I really enjoyed this chapter for a couple of reasons. First, Ohno uses the old-fashioned honorific for “grandpa” or “old man” when referring to Sakichi Toyoda in the title. There’s a certain warmth there and a reminder that born in 1912, Taiichi Ohno had the sensibilities and values of an earlier era.
Second, Ohno spends a paragraph talking about his schooling and early days working at Toyoda Boshoku (textiles) making thread, and later in the chapter how he came to first work at Toyota Motor Company. Of his first years out of school, he says “In these days they made you work for three years on the shop floor” before they would give you a job as a section manager. He’s actually complaining (!) though probably in fond memory, about being a trained engineer who was sent to work out on the gemba. This experience must have been formative for Ohno.
He tells of how he joined Toyoda Boshoku (thread manufacturing) after graduating from an industrial high school (equivalent of a polytechnic school) in mechanical engineering. Toyoda Boshoku was located next to Toyoda Loom Works. Ohno says he became aware later what a significant invention the automatic loom (the origin of jidoka) was, admitting that at the time he was young and did not realize it.
Taiichi Ohno is surprisingly critical of how jidoka was used at Toyoda Loom Works, but for good reason. “People took this great invention and misused it.” He says that just like the conveyor belt at Ford the automatic loom improved productivity tremendously by automating work that was done previously by hands and feet.

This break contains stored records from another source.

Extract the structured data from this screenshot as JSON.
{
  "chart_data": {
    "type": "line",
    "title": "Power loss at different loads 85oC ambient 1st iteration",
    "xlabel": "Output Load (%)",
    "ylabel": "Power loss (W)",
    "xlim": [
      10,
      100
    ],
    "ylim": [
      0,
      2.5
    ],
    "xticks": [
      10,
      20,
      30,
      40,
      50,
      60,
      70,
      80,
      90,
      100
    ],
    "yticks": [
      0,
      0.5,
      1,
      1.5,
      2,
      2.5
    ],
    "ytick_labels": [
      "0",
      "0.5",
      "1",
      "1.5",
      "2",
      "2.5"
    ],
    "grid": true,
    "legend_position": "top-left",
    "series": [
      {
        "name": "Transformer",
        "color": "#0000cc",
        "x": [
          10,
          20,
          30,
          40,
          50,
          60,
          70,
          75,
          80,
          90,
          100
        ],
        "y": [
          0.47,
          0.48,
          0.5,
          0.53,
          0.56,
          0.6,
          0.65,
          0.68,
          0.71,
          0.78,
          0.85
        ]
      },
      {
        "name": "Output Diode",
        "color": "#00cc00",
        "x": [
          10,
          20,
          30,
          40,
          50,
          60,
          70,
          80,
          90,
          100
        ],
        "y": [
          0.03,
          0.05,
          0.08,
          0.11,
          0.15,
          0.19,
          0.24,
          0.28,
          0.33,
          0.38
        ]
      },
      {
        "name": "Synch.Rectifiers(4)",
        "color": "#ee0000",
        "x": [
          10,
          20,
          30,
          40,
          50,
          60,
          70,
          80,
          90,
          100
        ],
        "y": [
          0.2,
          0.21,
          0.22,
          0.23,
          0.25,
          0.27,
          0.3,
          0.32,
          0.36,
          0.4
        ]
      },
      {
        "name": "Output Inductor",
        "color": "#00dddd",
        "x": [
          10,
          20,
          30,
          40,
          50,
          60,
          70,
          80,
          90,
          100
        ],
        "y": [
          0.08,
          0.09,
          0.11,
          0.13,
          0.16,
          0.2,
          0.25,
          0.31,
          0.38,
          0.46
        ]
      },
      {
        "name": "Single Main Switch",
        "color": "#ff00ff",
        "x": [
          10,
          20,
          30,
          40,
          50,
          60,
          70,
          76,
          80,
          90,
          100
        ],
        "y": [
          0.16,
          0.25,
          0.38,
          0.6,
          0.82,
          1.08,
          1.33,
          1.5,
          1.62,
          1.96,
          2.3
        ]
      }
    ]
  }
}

The most important difference between automation and Sakichi Toyoda’s jidoka (autonomation) was that the machine ran automatically and stopped when the thread broke or ran out. The key is that this prevents the automatic loom from producing defects. This concept of built-in quality is what made this invention unique.
However, people at Toyoda Loom Works saw only that this made it easier to make people run to the machines that were stopped so they could get them running again, improving productivity. The same was true for machines with built-in jidoka mechanisms at Toyoda Boshoku. Their main goal was to increase output.
In Taiichi Ohno’s thinking they should have used the opportunity to learn why the thread broke and stopped the machine so that they could prevent this defect in the future. Taiichi Ohno concludes that in those early days Grandpa Sakichi’s jidoka idea was misused to make people work harder so that performance would improve.
Toyoda Boshoku was merged into Toyota Motor Corporation during World War II and then spun off again after the war. “I didn’t make automotive parts during the war. I made airplane parts.” Says Ohno. He spent a year making brass pipes used to cool oil in airplanes. He was made Section Manager of final assembly in the main automobile factory in February 1945.
Taiichi Ohno explains how Grandpa Sakichi’s jidoka idea affected him by saying, “The way Toyota produced automobiles was the same [as Loom Works] and very labor-intensive. I realized we needed to use jidoka better and to think of ways to produce more with the people we had.” Andon lamps, pull chords and the culture of “stop and fix” to build in quality at Toyota today are all evidence that Taiichi Ohno succeeded in this.